Sebenarnya, alasan itu tidak memalukan. Tomi hanya kesal karena orang tuanya berpisah. Namun, gengsinya terlalu besar untuk mengakui kepada Mama Lita bahwa perpisahan itu telah melukai hatinya, sehingga ia memilih bergaul dengan anak-anak nakal. 

“Maaf ya Kak, obrolan kita jadi ke tunda. Oh iya, aku nggak bisa lama-lama di sini. Masih ada urusan di kampus. Gapapa, kan?” tanya Elena yang kembali menghampiri tempat di mana kami duduk.

“Iya gapapa, kok. Ini paling sebentar doang,” jawab Tomi, berusaha mengendalikan ekspresinya dengan senyum mengembang setelah sebelumnya aku membuatnya khawatir.

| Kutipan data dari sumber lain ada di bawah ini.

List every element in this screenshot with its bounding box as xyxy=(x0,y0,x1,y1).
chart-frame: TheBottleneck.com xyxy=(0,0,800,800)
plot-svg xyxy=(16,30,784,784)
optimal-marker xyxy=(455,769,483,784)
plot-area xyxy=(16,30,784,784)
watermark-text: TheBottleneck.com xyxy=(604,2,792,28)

“Jadi, Kak Tomi beneran tahu alasan Kak Gio batal nikah? Soalnya, Kak Gio nggak mau kasih tahu aku. Aku benar-benar sedih waktu dengarnya dan aku kira, maaf, Kak Tomi penyebabnya. Soalnya, Kak Irene kayak baik-baik saja nge-post foto bareng orang lain setelah membatalkan pernikahan,” tanya Elena dengan raut wajah yang penasaran. 

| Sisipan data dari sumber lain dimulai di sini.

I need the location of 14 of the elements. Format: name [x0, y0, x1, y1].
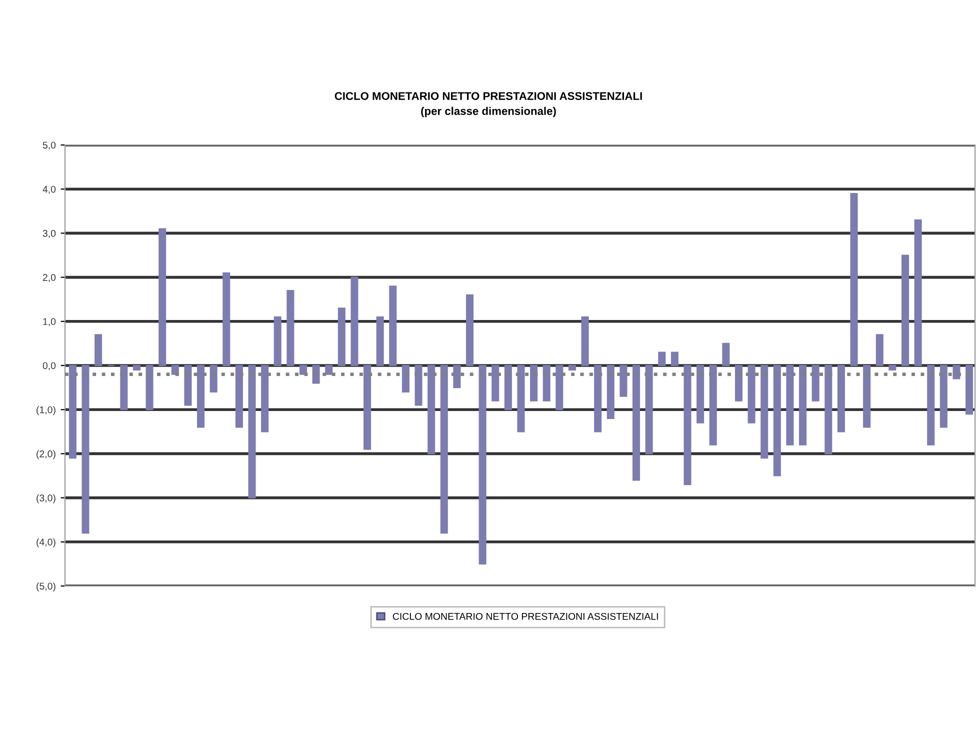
- y-tick-label: 1,0: [43, 318, 56, 326]
- y-tick-label: (2,0): [36, 450, 56, 460]
- y-tick-label: (5,0): [36, 582, 56, 592]
- y-tick-label: 0,0: [42, 362, 56, 370]
- y-tick-label: 5,0: [42, 142, 56, 150]
- chart-title: CICLO MONETARIO NETTO PRESTAZIONI ASSISTENZIALI: [334, 92, 642, 100]
- y-tick-label: (3,0): [36, 494, 56, 504]
- y-tick-label: 3,0: [42, 230, 56, 238]
- y-tick-label: (1,0): [36, 406, 56, 416]
- y-tick-label: 4,0: [42, 186, 56, 194]
- y-tick-label: (4,0): [36, 538, 56, 548]
- legend-label: CICLO MONETARIO NETTO PRESTAZIONI ASSISTENZIALI: [392, 612, 658, 620]
- y-tick-label: 2,0: [42, 274, 56, 282]
- chart-subtitle: (per classe dimensionale): [421, 106, 556, 118]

Aku yang sejak tadi diam dan belum memulai penyelidikanku kini berusaha menatap kedua mata Elena—mata sama yang selalu aku gambar dan yang kulihat dalam kilasan ingatanku. Tak butuh waktu lama, aku seolah tersedot ke dalam kehidupannya. Dalam ingatan itu, kehidupannya tampak tidak mudah. Aku melihat sebuah ruang makan yang dipenuhi keheningan. Di sana, Elena sedang menyuapi ayahnya yang menatap kosong tanpa ekspresi. Saat Elena melangkah ke dapur, melewatiku untuk mencuci piring, adegan tiba-tiba berubah. Kini, aku melihatnya menggulung lengan seragam kafenya. Napasnya terengah setelah melewati hari panjang di kampus

Elena duduk sebentar, membuka catatan di ponselnya, lalu jarinya mencetang daftar anak-anak tetangga yang telah membayarnya Rp. 50.000,- untuk setiap sesi mengajar. Setelah itu, ia mengambil dompetnya dan mulai menghitung uang di dalamnya. Namun, suasana kafe yang semula cerah tiba-tiba berubah suram. Lokasi pun terasa berbeda ketika sebuah tangan berotot kekar merampas uang dari genggaman Elena secara paksa. Pemilik tangan itu adalah Opung, seorang penagih utang yang dikenal kejam. Elena terjebak dalam jeratan utang akibat perbuatan ayahnya. Sang ayah, yang tampak depresi, memilih melarikan diri dari kenyataan dengan menghibur diri melalui perjudian—membuat Elena untuk menanggung akibatnya.